Quo vadis, mon gaillard ?!

Un récent et bref échange avec Nicolas Lesaint (oui, le Nicolas Lesaint, celui de Reignac. Le vin + le blog + les chats = un type recommandable) à propos d'ouverture de restaurant (ben tiens, riche idée mon Nico …), et de business plan foireux m'a remis de multiples épisodes en mémoire.

Mémoire, donc. Aussi (surtout!) les notes prises à l'époque.
Ça tombe bien : c'est un quasi anniversaire puisque le sketch (malheureusement 100% authentique) qui suit remonte au 20/04/2008.
6 ans déjà ?
J'ai du mal avec certaines dates, et toutes celles là en particulier.

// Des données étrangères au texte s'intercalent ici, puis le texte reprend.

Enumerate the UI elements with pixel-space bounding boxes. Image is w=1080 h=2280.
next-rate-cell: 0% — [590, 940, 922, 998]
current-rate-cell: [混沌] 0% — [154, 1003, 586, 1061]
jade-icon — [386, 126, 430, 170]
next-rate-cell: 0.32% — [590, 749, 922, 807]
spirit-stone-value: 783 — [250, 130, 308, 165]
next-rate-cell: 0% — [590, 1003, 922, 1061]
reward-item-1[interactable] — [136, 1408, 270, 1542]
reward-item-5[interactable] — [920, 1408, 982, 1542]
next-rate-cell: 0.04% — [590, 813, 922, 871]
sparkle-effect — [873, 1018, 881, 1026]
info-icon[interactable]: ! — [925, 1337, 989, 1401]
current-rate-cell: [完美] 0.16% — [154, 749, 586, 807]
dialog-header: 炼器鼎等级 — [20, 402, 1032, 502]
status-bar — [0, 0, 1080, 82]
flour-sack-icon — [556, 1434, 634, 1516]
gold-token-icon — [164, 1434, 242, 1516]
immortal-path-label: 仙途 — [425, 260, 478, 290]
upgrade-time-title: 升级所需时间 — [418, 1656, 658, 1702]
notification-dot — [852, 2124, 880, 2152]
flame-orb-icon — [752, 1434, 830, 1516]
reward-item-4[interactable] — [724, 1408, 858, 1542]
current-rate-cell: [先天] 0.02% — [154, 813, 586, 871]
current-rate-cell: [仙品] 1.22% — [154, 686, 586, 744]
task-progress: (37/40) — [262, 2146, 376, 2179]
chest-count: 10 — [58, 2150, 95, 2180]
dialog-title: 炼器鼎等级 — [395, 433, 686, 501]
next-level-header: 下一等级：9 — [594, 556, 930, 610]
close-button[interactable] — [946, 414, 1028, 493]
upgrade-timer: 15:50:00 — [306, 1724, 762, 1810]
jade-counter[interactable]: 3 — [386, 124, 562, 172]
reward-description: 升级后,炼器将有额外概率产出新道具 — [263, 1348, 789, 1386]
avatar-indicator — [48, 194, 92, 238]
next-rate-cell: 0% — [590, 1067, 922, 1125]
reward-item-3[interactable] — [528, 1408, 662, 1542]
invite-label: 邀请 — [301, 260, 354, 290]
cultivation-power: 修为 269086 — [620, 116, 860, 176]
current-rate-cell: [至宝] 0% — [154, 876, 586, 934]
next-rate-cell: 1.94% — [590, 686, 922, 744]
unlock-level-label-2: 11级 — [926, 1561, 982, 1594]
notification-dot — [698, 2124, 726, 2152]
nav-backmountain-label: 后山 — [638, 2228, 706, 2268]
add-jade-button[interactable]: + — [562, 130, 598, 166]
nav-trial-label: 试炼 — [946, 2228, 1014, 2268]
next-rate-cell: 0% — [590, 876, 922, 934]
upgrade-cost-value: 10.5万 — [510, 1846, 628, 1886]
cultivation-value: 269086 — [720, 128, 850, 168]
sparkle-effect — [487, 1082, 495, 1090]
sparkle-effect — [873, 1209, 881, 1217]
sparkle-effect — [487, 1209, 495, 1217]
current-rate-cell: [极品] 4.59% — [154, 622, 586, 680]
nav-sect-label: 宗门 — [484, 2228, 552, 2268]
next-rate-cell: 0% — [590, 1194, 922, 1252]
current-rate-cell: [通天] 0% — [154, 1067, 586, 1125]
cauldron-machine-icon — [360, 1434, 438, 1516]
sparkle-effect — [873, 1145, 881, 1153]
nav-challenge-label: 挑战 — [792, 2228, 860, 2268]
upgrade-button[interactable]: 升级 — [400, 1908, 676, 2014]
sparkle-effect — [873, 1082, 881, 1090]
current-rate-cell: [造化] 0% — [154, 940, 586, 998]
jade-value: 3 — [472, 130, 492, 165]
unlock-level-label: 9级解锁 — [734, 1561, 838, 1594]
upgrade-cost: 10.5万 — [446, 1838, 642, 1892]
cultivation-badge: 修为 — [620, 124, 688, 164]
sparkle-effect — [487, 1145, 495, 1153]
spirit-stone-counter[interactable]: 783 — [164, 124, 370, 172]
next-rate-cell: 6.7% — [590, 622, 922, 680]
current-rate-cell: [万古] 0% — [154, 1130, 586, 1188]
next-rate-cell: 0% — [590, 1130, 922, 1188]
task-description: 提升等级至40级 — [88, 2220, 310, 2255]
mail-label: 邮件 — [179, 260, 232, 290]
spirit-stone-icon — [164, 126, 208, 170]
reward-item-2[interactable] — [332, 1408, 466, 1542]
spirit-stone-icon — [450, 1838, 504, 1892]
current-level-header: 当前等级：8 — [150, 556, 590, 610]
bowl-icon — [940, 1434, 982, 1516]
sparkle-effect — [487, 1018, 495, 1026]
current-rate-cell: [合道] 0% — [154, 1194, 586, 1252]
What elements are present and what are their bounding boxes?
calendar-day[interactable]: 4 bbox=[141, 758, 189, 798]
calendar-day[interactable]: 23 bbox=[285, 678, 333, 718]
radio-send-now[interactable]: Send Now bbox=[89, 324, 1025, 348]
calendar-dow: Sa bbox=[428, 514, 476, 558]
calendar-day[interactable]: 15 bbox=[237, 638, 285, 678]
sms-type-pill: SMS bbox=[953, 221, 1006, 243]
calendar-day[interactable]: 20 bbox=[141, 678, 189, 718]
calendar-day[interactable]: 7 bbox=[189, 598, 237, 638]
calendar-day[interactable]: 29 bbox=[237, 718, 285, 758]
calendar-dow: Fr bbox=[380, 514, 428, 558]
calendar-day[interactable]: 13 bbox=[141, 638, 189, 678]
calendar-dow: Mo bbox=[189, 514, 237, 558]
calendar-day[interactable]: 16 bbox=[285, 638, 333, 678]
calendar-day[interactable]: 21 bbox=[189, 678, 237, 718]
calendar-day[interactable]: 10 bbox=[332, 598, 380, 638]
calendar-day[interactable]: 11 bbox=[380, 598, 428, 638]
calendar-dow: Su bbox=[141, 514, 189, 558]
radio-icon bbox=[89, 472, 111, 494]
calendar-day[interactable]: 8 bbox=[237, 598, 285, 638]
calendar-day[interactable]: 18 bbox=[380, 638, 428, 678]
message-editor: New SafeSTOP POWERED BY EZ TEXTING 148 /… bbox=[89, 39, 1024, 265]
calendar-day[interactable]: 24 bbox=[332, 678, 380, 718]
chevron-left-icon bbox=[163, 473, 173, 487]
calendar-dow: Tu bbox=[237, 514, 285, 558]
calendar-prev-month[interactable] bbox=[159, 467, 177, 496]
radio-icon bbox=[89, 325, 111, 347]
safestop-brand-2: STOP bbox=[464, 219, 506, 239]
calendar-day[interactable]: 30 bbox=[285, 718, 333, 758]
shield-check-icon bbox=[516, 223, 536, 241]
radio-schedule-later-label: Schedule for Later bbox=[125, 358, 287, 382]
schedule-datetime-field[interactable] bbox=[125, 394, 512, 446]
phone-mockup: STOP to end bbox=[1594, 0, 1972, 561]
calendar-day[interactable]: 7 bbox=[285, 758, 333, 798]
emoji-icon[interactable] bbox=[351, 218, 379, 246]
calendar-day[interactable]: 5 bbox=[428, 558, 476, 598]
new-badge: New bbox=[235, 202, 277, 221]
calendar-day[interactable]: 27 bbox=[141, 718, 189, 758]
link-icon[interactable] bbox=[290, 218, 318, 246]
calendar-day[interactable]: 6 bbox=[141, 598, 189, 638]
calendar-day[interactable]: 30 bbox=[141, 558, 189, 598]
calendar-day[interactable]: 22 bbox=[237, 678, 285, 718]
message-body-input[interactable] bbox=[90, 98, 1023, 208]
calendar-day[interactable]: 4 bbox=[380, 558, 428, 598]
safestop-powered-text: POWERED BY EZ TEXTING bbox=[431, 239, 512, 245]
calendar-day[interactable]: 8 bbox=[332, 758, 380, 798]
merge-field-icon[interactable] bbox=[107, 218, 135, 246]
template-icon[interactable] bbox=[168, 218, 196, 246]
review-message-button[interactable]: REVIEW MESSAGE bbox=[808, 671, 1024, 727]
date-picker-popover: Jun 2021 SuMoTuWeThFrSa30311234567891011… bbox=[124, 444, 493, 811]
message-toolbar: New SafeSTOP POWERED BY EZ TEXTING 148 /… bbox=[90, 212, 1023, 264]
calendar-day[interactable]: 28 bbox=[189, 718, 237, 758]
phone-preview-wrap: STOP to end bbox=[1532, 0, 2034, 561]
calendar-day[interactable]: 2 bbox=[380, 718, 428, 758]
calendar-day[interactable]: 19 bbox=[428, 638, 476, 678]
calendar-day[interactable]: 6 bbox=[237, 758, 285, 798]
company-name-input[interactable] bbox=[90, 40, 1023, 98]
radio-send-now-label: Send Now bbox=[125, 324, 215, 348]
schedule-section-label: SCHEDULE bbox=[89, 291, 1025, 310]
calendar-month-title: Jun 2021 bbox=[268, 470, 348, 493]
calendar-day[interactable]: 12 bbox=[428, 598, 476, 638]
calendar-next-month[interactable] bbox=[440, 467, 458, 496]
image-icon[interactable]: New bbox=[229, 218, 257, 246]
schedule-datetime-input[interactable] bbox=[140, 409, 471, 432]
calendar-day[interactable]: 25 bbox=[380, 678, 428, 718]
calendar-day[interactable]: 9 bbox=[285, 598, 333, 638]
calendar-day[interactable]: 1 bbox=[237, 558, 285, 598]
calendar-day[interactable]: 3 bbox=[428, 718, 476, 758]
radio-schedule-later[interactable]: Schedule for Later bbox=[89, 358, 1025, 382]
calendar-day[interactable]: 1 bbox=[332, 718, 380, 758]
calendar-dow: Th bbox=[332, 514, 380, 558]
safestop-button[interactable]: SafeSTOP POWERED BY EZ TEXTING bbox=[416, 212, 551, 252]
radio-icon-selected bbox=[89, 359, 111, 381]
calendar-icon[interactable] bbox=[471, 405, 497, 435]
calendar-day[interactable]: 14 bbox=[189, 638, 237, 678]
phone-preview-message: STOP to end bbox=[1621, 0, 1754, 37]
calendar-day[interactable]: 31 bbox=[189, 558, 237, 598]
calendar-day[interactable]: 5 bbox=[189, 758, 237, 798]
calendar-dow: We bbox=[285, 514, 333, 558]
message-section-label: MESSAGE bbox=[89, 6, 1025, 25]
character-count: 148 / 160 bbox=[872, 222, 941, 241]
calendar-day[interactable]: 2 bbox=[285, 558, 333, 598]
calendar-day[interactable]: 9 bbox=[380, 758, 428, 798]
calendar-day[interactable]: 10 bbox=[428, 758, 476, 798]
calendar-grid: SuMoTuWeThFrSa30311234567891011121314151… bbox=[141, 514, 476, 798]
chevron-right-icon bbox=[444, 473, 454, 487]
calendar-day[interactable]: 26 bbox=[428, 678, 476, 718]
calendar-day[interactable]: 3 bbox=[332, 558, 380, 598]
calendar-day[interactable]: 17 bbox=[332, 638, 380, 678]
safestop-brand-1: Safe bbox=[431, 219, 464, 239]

Mais là je crois que ça commence vraiment à s'éloigner, à tous points de vue.


Bref, ....

Bref, ça faisait quoi ?

Oui ... même pas 3 mois que j'avais quitté mon job avec cette vieille idée de création d'un lieu autour du vin. Autour des vins. Le truc que j'avais cherché et jamais pleinement trouvé.
Le créer à Toulouse, du coup. Ou ses environs immédiats.
Aussi l'idée de vivre autrement. Mieux, quoi !
Je ne savais pas trop quelle était la partie de ce programme la plus facile à réaliser.
Aucune des deux, finalement : des fois tu te poses de ces questions, franchement ...

En tous cas, pour la partie création d'activité, il existait une foultitude d'aides évidentes, affichées, disponibles.
Vivement conseillées, voire même franchement obligatoires pour certaines.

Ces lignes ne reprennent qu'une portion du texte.